Home  »  Wilhelm Meister’s Apprenticeship  »  Chapter I

J.W. von Goethe (1749–1832). Wilhelm Meister’s Apprenticeship.
The Harvard Classics Shelf of Fiction. 1917.

Book VII

Chapter I

THE SPRING had commenced in all its brilliancy; a storm, that had been lowering all day, went fiercely down upon the hills; the rain drew back into the country; the sun came forth in all its splendour, and upon the dark vapour rose the lordly rainbow. Wilhelm was riding towards it: the sight made him sad. “Ah!” said he within himself, ‘do the fairest hues of life appear, then, only on a ground of black? And must drops fall, if we are to be charmed? A bright day is like a dim one, if we look at it unmoved; and what can move us but some silent hope that the inborn inclination of our soul shall not always be without an object? The recital of a noble action moves us; the sight of everything harmonious moves us: we feel then as if we were not altogether in a foreign land; we fancy we are nearer the home, towards which our best and inmost wishes impatiently strive.”

Meanwhile a pedestrian overtook him, and walking with a stout step by the side of the horse, began to keep him company. After a few common words, he looked at the rider and said: “If I am not mistaken, I must have already seen you somewhere.”

“I too remember you,” said Wilhelm: “had we not some time ago a pleasant sail together?” “Right!” replied the other.

Wilhelm looked at him more narrowly; then, after a pause, observed: “I do not know what alteration has occurred in you; last time we met, I took you for a Lutheran clergyman, you now seem rather like a Catholic one.”

“Today at least you are not wrong,” replied the other, taking off his hat and showing him the tonsure. “Where is your company gone?
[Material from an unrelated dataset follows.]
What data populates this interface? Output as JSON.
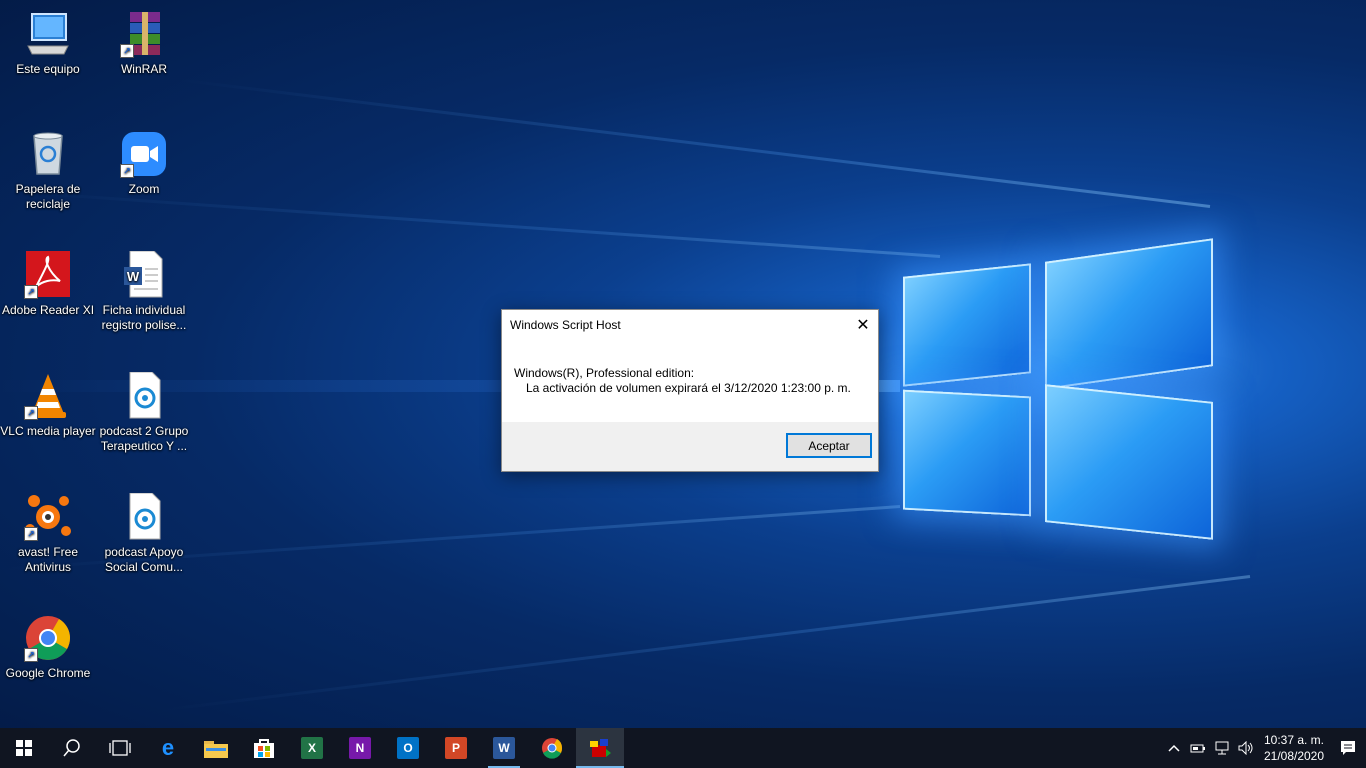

Did you stay long with them?”

“Longer than was good; on looking back upon the period which I passed in their society, it seems as if I looked into an endless void; nothing of it has remained with me.”

“Here you are mistaken,” said the stranger; “everything that happens to us leaves some trace behind it, everything contributes imperceptibly to form us. Yet often it is dangerous to take a strict account of that. For either we grow proud and negligent, or downcast and dispirited; and both are equally injurious in their consequences. The safe plan is, always simply to do the task that lies nearest us; and this in the present case,” added he with a smile, “is to hasten to our quarters.”

Wilhelm asked how far Lothario’s house was distant; the stranger answered that it lay behind the hill. “Perhaps I shall meet you there,” continued he; “I have merely a small affair to manage in the neighourhood. Farewell till then!” And with this, he struck into a steep path, that seemed to lead more speedily across the hill.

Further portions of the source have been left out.